Without wasting any more time, let’s dive into the story of Kailash Ahluwalia. My buji was 5 ft tall and she used to weigh around 30 kilograms but her temper was more dangerous than an angry jatt. It was pretty easy to piss her off. What was the secret? Well, just don’t listen to her and after a few minutes, you will see a small yet an angry jatt tailing your ass. It was fun to watch. There is no doubt that she had a bad temper but her endless love used to hide that away. Since the beginning, my buji dedicated her life to the betterment of our family.

Whether it's taking care of her ailing father or providing emotional and financial support to her brother, she is a modern example of Mother India. She decided to ignore the path of marriage only to stay with her lonely father. I don’t think a 21st-century woman will have the guts to do the same. After her father died, she decided to live alone like an independent woman. During that time, she made a few friends who worshipped her like a goddess. Why? Well, my buji always stood with them in their tough times. Even the strangers in her locality had immense respect for her. All of that could be easily seen on her Kriya puja when most of them came to pay their last respects.

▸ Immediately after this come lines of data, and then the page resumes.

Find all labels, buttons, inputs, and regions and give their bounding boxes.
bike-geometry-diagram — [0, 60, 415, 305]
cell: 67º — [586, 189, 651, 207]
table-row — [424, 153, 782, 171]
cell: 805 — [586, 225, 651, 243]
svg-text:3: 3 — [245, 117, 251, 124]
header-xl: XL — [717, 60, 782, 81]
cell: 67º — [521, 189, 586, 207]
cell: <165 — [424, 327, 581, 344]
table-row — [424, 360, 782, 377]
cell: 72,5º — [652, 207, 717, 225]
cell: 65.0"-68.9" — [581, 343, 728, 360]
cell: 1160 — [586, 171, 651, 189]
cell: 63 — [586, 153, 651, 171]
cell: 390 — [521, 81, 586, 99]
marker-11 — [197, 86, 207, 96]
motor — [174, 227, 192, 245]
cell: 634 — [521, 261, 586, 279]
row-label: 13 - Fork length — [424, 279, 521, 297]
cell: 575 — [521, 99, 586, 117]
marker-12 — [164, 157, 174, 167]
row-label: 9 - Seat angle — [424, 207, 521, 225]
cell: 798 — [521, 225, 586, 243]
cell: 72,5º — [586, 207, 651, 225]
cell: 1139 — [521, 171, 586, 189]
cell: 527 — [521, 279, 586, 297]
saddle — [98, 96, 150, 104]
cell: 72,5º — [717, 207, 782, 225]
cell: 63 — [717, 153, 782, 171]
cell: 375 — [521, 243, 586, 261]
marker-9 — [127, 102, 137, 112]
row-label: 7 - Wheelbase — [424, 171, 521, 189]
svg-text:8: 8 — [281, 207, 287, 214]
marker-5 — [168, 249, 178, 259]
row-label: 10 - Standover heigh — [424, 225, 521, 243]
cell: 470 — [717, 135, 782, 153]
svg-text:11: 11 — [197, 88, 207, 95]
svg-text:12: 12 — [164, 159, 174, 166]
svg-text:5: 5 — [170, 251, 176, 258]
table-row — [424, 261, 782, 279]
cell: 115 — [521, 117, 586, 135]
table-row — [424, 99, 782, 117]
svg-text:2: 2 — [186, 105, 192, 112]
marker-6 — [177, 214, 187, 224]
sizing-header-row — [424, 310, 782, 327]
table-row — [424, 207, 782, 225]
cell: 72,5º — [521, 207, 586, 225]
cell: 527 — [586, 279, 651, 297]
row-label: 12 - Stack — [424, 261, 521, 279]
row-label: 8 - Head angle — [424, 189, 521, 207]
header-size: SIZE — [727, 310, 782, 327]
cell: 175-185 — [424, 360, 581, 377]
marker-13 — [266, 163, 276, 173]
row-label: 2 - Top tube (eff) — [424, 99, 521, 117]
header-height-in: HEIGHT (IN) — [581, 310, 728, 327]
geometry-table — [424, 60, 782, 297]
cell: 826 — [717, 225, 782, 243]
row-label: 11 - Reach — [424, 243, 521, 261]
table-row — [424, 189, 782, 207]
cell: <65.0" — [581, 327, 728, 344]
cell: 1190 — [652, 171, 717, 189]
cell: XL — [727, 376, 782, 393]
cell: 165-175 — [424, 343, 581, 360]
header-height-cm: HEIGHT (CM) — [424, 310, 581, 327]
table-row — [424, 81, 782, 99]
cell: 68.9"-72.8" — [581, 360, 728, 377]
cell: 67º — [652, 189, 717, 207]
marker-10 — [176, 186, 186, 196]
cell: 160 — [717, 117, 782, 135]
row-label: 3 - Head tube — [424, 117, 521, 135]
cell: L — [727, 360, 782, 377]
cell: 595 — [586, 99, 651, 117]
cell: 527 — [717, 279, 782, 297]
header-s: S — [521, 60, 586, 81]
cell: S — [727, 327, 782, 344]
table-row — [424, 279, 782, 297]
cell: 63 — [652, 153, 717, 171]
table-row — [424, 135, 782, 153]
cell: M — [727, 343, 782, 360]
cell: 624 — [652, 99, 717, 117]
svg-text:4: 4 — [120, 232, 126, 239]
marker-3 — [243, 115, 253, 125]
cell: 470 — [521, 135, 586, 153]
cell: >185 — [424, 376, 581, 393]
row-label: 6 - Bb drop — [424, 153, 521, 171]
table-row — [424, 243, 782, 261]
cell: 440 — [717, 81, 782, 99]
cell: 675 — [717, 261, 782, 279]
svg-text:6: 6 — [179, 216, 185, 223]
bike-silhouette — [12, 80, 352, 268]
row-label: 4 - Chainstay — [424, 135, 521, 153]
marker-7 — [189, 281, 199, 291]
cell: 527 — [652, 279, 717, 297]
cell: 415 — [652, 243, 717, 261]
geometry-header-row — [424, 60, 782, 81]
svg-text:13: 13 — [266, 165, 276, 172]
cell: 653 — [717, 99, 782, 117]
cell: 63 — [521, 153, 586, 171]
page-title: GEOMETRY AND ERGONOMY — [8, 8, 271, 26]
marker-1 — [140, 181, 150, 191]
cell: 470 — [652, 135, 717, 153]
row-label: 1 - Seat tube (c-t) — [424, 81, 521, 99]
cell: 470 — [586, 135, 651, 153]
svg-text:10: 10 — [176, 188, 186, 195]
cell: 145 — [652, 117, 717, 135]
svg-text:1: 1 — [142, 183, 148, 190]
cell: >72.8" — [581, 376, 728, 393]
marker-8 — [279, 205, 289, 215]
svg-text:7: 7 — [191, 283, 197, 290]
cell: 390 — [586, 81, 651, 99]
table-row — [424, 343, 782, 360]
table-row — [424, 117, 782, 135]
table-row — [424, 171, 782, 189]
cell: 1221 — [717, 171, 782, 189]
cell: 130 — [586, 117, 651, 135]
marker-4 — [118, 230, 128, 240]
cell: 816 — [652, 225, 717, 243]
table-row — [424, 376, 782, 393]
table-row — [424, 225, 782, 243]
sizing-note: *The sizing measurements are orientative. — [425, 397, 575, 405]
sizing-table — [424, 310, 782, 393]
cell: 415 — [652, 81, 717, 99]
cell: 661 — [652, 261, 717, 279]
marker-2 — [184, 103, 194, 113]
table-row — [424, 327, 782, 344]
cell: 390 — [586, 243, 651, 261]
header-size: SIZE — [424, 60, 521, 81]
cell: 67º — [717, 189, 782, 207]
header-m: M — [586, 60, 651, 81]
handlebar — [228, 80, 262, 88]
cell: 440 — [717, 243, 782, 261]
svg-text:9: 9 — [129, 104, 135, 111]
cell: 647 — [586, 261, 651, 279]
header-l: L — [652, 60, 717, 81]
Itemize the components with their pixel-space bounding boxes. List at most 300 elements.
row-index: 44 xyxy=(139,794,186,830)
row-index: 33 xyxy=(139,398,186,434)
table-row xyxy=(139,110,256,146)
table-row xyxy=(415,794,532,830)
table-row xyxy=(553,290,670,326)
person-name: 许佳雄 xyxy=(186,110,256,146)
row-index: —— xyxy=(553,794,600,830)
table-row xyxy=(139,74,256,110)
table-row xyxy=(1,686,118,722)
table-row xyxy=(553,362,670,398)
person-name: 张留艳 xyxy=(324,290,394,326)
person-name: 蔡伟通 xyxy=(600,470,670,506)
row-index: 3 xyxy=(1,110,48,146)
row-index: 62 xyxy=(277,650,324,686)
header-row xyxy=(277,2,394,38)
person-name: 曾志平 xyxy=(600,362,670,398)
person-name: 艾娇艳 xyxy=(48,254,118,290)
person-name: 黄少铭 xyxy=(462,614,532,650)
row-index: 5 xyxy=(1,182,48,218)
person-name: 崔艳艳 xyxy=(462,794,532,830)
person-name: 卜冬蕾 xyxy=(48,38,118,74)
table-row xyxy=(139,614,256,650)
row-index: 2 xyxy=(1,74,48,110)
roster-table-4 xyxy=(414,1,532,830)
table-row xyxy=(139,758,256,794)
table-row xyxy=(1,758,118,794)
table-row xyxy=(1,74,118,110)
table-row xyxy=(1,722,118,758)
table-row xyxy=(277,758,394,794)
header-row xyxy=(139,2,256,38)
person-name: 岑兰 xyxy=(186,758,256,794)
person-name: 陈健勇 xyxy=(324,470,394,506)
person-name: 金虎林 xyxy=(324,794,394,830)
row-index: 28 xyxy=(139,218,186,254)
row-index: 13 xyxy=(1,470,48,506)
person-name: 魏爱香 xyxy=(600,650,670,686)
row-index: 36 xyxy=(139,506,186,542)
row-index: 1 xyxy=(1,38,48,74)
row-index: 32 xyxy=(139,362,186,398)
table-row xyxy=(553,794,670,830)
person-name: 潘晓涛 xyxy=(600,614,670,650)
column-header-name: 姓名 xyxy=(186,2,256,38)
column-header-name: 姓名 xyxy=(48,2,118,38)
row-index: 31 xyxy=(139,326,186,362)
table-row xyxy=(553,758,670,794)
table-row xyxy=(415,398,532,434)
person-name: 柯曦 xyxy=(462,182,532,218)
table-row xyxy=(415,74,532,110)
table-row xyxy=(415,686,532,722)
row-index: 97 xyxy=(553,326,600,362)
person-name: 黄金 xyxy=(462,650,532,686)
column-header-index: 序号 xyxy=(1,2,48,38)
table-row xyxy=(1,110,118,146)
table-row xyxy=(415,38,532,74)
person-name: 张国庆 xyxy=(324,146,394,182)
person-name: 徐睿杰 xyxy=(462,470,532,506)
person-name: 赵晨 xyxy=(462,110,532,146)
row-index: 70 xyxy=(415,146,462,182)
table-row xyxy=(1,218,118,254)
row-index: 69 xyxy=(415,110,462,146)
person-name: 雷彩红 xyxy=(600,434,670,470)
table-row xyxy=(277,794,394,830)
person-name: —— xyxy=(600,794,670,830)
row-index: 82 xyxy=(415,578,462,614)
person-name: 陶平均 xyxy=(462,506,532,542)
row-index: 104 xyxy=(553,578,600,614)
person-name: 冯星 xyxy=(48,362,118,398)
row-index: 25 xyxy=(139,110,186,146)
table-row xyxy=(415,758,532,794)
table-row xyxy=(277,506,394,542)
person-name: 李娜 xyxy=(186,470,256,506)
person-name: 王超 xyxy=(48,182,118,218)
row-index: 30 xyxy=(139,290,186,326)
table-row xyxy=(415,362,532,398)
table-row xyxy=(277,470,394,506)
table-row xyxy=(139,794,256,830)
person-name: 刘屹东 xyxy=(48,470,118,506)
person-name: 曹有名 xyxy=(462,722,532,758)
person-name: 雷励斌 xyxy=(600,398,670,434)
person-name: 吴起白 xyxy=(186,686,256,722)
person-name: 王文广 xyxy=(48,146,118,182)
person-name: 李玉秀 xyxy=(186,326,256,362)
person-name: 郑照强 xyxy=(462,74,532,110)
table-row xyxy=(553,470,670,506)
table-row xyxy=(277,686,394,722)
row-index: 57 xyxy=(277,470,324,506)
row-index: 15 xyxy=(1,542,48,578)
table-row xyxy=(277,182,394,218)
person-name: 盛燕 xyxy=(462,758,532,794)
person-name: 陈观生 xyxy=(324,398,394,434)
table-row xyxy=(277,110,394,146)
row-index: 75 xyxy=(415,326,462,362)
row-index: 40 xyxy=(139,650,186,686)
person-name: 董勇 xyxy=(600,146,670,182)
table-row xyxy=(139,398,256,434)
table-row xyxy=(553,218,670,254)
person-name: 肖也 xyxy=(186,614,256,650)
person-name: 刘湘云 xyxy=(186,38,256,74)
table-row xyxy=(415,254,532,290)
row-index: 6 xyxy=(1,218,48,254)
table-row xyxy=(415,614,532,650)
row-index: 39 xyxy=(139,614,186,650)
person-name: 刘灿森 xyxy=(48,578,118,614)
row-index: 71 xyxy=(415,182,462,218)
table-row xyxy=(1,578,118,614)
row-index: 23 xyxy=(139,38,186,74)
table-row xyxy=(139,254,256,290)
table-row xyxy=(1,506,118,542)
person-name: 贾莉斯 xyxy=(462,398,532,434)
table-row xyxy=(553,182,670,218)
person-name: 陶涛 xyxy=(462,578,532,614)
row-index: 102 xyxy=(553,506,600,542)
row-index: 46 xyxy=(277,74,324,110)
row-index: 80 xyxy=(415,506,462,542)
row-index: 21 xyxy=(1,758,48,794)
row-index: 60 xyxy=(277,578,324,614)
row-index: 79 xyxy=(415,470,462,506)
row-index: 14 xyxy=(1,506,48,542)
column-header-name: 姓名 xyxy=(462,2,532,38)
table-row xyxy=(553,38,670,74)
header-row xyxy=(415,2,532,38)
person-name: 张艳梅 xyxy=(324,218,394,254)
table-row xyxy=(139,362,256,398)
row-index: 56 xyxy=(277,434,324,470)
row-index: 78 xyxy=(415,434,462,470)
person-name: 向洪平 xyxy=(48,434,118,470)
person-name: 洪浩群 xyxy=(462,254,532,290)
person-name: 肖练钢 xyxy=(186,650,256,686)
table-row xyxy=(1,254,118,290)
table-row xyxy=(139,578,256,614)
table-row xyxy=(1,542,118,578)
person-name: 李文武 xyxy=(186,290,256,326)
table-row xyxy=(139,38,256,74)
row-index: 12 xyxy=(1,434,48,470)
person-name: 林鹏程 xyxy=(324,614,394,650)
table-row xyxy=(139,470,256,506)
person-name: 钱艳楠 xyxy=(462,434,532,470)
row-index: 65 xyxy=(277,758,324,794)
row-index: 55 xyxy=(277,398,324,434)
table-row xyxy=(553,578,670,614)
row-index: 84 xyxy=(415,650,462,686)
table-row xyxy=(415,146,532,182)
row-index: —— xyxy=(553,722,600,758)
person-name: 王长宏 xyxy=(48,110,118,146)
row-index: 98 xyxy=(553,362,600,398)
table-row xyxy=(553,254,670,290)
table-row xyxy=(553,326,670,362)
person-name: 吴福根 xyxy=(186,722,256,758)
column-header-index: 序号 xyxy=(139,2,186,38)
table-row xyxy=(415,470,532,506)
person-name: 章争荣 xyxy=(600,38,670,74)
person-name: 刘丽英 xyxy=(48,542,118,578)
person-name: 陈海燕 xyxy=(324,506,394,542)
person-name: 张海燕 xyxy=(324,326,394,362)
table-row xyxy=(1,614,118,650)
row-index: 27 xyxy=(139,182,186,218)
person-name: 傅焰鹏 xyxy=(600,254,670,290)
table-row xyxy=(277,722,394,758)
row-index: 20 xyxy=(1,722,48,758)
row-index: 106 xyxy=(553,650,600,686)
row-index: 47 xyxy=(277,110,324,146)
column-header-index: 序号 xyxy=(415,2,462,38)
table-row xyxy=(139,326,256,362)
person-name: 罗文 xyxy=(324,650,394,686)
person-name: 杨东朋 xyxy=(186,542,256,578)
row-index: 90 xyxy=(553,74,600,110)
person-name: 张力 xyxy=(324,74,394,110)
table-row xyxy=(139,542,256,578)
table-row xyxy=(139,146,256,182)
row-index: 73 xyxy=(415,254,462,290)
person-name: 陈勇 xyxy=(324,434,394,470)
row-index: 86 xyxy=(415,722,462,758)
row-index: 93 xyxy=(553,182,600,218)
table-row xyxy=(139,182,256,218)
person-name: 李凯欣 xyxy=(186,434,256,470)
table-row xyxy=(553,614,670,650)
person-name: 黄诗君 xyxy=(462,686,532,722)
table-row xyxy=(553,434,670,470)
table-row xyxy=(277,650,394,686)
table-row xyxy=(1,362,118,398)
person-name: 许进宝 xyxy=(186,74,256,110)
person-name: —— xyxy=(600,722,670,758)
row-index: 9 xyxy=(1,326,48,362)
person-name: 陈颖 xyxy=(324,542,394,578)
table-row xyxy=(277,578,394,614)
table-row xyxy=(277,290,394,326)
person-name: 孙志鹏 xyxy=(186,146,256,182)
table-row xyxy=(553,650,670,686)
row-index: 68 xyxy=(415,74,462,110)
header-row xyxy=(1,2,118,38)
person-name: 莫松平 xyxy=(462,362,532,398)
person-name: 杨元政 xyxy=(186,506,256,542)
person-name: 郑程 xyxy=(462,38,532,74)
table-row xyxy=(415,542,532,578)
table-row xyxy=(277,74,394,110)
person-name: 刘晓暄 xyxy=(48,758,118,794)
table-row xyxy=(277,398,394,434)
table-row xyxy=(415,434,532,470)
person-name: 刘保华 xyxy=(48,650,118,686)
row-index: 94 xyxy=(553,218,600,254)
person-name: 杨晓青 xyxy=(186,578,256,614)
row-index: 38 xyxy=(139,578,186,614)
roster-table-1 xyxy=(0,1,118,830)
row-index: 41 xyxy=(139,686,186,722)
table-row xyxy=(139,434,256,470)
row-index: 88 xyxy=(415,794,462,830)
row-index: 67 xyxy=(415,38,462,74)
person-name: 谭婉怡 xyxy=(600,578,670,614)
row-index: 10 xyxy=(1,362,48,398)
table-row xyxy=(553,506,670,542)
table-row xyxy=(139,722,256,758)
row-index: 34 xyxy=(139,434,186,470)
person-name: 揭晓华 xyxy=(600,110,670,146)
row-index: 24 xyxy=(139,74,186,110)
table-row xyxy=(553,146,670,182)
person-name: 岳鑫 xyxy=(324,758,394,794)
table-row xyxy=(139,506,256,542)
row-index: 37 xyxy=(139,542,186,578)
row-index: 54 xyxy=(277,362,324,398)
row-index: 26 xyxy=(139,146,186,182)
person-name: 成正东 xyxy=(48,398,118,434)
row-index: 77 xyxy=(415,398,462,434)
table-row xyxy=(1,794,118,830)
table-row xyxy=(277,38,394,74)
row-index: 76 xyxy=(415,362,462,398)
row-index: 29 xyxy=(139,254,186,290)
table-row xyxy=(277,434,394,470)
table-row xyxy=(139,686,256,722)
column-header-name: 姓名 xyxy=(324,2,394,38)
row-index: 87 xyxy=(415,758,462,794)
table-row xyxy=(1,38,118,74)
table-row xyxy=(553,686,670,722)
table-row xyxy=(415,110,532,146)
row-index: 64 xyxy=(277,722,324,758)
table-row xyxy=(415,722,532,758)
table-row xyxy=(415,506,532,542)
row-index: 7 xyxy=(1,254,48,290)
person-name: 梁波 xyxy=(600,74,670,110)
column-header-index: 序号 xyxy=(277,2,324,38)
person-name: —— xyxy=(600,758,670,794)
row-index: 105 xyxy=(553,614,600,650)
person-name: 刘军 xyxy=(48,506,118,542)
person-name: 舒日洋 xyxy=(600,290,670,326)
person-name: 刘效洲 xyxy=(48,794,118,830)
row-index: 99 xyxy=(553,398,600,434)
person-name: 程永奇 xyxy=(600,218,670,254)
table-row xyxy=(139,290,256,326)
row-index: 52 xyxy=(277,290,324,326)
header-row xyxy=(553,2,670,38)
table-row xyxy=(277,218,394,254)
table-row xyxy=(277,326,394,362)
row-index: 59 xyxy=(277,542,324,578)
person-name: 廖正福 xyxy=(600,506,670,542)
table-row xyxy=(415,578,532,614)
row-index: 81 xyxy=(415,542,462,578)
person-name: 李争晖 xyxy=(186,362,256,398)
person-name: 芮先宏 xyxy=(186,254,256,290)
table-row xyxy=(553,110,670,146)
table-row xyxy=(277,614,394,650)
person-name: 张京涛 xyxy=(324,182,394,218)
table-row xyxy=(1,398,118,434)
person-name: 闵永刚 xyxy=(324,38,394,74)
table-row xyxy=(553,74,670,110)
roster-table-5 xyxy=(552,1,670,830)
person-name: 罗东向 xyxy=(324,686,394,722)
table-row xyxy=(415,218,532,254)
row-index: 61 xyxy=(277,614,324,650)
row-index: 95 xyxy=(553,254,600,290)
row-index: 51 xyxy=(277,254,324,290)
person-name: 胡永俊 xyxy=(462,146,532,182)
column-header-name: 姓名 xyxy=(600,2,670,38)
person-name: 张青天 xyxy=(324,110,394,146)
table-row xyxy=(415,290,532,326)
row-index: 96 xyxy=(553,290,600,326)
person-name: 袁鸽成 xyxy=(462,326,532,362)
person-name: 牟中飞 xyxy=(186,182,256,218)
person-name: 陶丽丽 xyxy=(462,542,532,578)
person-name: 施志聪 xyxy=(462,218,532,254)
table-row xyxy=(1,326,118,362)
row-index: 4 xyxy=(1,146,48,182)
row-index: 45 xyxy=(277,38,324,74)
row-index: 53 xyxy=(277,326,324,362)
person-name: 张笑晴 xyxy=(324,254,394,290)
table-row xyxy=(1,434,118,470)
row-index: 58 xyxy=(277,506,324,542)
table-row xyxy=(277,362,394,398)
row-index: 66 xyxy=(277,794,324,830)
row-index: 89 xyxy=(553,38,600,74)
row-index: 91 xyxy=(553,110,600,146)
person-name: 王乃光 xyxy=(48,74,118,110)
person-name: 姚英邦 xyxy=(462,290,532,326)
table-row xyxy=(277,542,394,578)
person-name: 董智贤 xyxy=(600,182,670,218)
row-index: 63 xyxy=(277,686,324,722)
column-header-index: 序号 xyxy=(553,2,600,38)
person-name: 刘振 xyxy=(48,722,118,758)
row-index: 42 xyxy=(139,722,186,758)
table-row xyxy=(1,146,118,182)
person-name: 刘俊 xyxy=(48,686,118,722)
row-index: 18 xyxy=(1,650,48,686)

She lived her early days like a ‘Thakuraen’ but unfortunately, she had to sacrifice all of that when she moved into my home. She and I had a strange relationship. She was my father’s bua but she always treated me like her own kid. I am not a talkative person so I always ignored a one on one chat with her. I know she hated this but she never made a huge deal out of it because she loved me so much that she was willing to ignore her own feelings in order to make me happy. She always greeted me with a smile even when I was angry at her. No matter what the occasion was, she always had a bucket full of money to shell out at me. For the last 25 years, she used to celebrate my birthday like  Diwali. I can keep on pouring such examples that show the kind of love she had for me and my family.

When I think about it, I am sad that I had a strange relationship with my buji. I guess there was a learning curve where I finally understood her true nature. Unfortunately, by then it was too late. Today, someone asked me what is my biggest regret. My answer was quite simple- Not telling my buji that I love her. I was truly honoured to do the Antim Sanskar of my buji. Hopefully, this may have brought a smile on her face and showed her how much I love her.

3 days after her death, I decided to write this article to honour her memory. It will take days to process the fact that my buji is no longer among us. I hope she is in a better place and living her afterlife to the fullest. I am going to miss that evergreen smile for sure.